Fidelity deviation in quantum teleportation

TL;DR

This paper investigates the performance of quantum teleportation by analyzing average fidelity and fidelity deviation, providing conditions for optimization under noisy channels and exploring the relationship between entanglement and teleportation quality.

Contribution

It introduces a framework to evaluate and optimize both average fidelity and fidelity deviation in noisy quantum channels, linking entanglement and Bell inequality violation.

Findings

Identifies conditions to optimize fidelity measures under Werner channel noise.

Defines a performance space connecting fidelity measures and channel noise.
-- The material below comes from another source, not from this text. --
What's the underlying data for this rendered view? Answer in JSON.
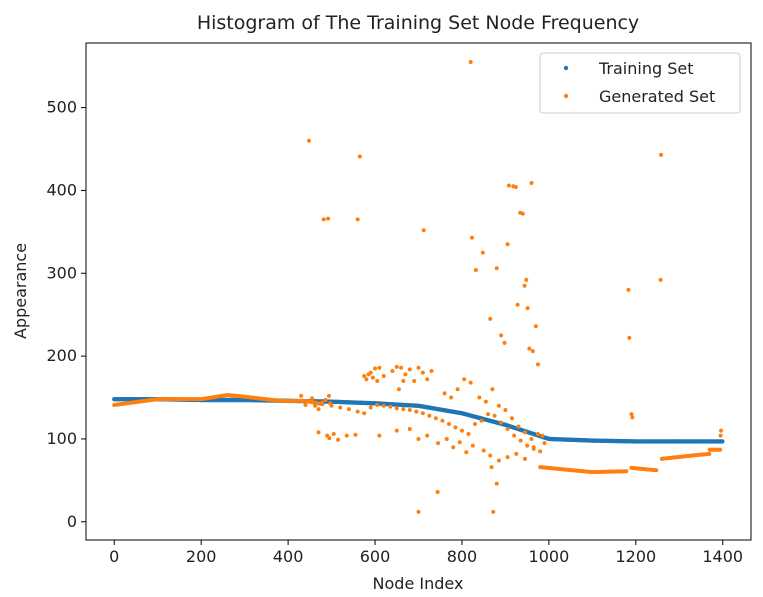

Establishes a relationship between entanglement contribution and teleportation performance.

Abstract

We analyze the performance of quantum teleportation in terms of average fidelity and fidelity deviation. The average fidelity is defined as the average value of the fidelities over all possible input states and the fidelity deviation is their standard deviation, which is referred to as a concept of fluctuation or universality. In the analysis, we find the condition to optimize both measures under a noisy quantum channel---we here consider the so-called Werner channel. To characterize our results, we introduce a two-dimensional space defined by the aforementioned measures, in which the performance of the teleportation is represented as a point with the channel noise parameter. Through further analysis, we specify some regions drawn for different channel conditions, establishing the connection to the dissimilar contributions of the entanglement to the teleportation and the Bell inequality violation.